The Trojans won the BCS title in 2004, and lost to Texas in the best game of the new century the year after. In 2003, they had to make do with The Associated Press' version of the title, even though they were good enough to beat 2003 BCS champion Louisiana State and runner-up Oklahoma — on the same day.
Then, as now, Carroll wanted a playoff.
Yet even as the clamor for a tournament has grown — polls show roughly nine out of 10 fans, including President-elect Barack Obama, favor one; as well as most players and coaches — the BCS has steadfastly refused to loosen its stranglehold. Its latest TV deal with ESPN guarantees there won't be a playoff until 2014 at the earliest.
That's wrong in so many ways — as noted countless times before — that it isn't worth the time or space to recount here.

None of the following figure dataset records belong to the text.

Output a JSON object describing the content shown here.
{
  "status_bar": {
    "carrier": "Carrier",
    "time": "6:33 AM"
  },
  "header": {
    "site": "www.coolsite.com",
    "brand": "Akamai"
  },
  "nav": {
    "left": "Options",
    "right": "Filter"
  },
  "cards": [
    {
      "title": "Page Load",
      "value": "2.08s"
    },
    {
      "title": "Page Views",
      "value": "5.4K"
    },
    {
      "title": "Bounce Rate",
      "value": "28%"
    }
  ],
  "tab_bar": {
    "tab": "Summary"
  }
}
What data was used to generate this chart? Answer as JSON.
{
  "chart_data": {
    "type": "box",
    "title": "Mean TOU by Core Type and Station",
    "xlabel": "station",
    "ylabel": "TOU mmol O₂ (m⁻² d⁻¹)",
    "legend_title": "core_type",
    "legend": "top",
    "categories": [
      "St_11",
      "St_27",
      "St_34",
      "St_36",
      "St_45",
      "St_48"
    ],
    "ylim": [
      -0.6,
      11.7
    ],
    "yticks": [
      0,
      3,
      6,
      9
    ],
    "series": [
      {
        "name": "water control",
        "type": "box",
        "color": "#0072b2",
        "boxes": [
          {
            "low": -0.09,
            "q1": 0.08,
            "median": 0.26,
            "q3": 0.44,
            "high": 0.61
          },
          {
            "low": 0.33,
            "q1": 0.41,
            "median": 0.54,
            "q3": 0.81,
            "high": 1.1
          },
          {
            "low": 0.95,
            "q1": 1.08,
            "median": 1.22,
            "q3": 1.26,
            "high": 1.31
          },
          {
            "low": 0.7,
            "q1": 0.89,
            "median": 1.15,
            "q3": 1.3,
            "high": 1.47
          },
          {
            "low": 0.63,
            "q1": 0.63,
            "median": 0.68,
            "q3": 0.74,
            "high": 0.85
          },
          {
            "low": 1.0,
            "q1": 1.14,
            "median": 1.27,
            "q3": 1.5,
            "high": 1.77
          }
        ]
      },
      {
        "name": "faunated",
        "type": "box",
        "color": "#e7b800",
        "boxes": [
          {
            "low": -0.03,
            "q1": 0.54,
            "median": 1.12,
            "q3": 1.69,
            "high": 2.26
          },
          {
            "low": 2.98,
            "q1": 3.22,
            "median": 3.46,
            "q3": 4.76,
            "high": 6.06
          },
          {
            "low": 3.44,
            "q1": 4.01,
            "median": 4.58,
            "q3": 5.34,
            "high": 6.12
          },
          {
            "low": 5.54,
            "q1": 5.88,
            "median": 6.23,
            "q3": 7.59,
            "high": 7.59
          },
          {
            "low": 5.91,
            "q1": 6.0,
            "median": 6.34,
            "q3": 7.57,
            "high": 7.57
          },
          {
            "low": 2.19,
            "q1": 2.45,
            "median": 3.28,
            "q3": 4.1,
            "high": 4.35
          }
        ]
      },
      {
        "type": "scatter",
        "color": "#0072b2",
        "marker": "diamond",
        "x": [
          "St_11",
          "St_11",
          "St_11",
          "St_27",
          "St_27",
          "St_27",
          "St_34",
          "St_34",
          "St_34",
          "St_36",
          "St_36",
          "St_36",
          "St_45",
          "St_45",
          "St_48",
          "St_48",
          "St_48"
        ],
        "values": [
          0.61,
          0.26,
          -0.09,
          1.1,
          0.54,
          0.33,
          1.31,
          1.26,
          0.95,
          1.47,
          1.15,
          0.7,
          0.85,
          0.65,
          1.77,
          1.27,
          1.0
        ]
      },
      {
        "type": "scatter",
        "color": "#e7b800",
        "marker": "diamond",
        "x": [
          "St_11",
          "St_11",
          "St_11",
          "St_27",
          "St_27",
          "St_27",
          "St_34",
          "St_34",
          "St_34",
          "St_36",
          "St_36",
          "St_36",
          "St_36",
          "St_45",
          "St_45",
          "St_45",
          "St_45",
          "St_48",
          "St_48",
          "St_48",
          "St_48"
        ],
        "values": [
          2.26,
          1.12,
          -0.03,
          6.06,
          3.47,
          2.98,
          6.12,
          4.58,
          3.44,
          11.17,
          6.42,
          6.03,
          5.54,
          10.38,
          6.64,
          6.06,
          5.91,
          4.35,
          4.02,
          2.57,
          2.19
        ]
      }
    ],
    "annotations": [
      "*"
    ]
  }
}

What's changed is that TV ratings for the four BCS bowls that don't crown a champion are slipping fast; with little chance any of the winners could leapfrog to the top of even the AP poll — as USC did in 2003 — they've been rendered more meaningless than ever. In the bargain, the BCS also made it tougher for mid-majors like Utah to win the national championship even when it's the only undefeated team left in the top division, the way BYU did in 1984, when the Cougars finished 13-0 after beating Michigan in the — get this — Holiday Bowl.
That's why Utah Attorney General Mark Shurtleff said Tuesday he's looking into whether the BCS violated antitrust laws by barring the Utes from the national title game.
"We've established that from the very first day, from the very first kickoff in the college season, more than half of the schools are put on an unlevel playing field," Shurtleff said.
So to recap: not only has the BCS failed to produce a clear-cut No. 1 often as not — its stated reason for even existing — it's ruining the other major bowls in the process.
But that's not even the craziest thing about it.
For that, read a column Dan Wetzel posted on Yahoo.com last month. He contends that college football "outsources its most profitable and easily sold product — postseason football" to the BCS so that the big conference commissioners can retain control instead of the NCAA.
Never mind that a playoff would generate higher profits and the NCAA could run a tournament or the current system for considerably less. What's shocking is that college presidents go along despite what a "boondoggle" the bowls have become. Wetzel's research shows the Sugar Bowl spent $1.3 million in employee salaries in 2006, including $453,399 in total compensation just for CEO Paul Hoolahan, in addition to $494,177 in unspecified "entertainment" in 2005 and another $455,781 on unspecified "special appropriations" in 2006.
"No sensible person," he concluded, "would ever continue to follow this business model."
But that's exactly what we've got as long as the BCS is in charge.